Why Technology Demands New Communication Strategies from Brands

5 minute read

Upland Admin


Once upon a time, brands were the sole-source of information about their products. When consumers wanted to find out information about a service or tool, they turned towards the brand and their marketing material.

Times have changed.

The advent of the internet and social media—along with skyrocketing mobile device usage—means today’s customers are connected virtually 24/7. And they aren’t using their smartphones to look up products on brand websites. Instead, they’re more likely to turn towards social media, internet review sites, or product demos on YouTube (the world’s second largest search-engine, not-so-incidentally).

Why Technology Demands New Communication Strategies from Brands

Such cultural shifts in purchasing habits, however, don’t mean that brands should give up on creating their own content. In fact, content creation is more important than ever. You just have to do it better, more consistently, and stop pushing the hard-sell. Because consumers have hundreds of resources available to them when deciding what service to use or what product to buy, it’s critical to engage with customers on their mediums of choice (read: social), and use technology such as marketing automation, content marketing software, and CRM programs to establish and nurture long-term relationships.

Content marketing—when done well—appeals to broad audiences. A report by Roper Public Affairs found that up to 80% of business decision-makers prefer to learn about a product by reading articles, rather than through traditional advertising. That means providing helpful advice, long-form content, and quality resources for your clients can you get you access to decision-makers faster than ads in business magazines. In other words, the era of the hard-sell is over.

So how can companies adapt to such changes and harness the power of content marketing? It’s actually easier than many think. Let’s start with the tools.

Engaging Potential Customers

In order to engage potential customers, you’ll need to find out what they’re interested in, and where they spend their time. You can create all the Facebook posts you want, but if your audience is glued to Instagram, you’re not going to hit those KPIs. In order to gauge customer preference, you need to be monitoring their behavior across the web. This is where a marketing automation or social media analysis tool can help. Using sentiment analysis, such programs can comb through popular social media sites to find mentions of your brand, and tell you exactly who is talking about you, and in what context.

This type of data helps identify key influencers that you can reach out to to help promote your product. A successful example of such outreach is Mercedes #GLApacked campaign, in which Mercedes provided select Instagram-celebrities the opportunity to take a cross-country road trip in a new GLA. The campaign didn’t ask for specific endorsements, or try to sell cars right then. Instead, it played into what makes Instagram unique, and met potential customers at their level. While your company may not have the resources for such an ambitious campaign, you can still employ similar ideas at a smaller scale.

Try reaching out to existing brand advocates and see if they’d be willing to help you devise a unique platform-specific contest, for instance, where the winner will receive a free product license.
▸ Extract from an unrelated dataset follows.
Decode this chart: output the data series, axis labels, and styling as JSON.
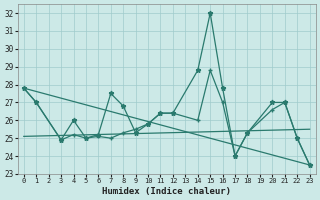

Nurturing Potential Customers

Once you’ve identified some potential customers and figured out what sites your target demographic is spending time on, you can begin devising a lead nurture program or transition your prospects into your CRM software. Lead nurturing, which can be purchased as part of a marketing automation platform or in stand-alone form, can help you automate the engagement process. You can segment prospective clients based on what stage of the buying-process they’re in (or on factors such as what sites they came from), and deliver automated emails to them with relevant content, such as white papers or new blog posts.

The key is to approach these relationships not as means to an end, but as opportunities to educate your audience and spread brand awareness through great content. The more helpful decision-makers find your articles and resources, the more likely they will be to return to your site in the future when they have another question. Eventually, they may recommend your company as a resource to their online networks, or to their business associates. Once this starts happening, you’ll have gained a new brand advocate, and begun to harness the power of peer-to-peer marketing.

In order for any of these strategies to be successful, you’ll need to be in-tune with your users, and dedicate resources to providing helpful, insightful content. Your site shouldn’t function simply as a large shopping cart, but should be a destination for those in your industry who are seeking answers or looking for quality advice. It’s this type of outreach that appeals to modern decision-makers, and is key to growing a sustainable client base.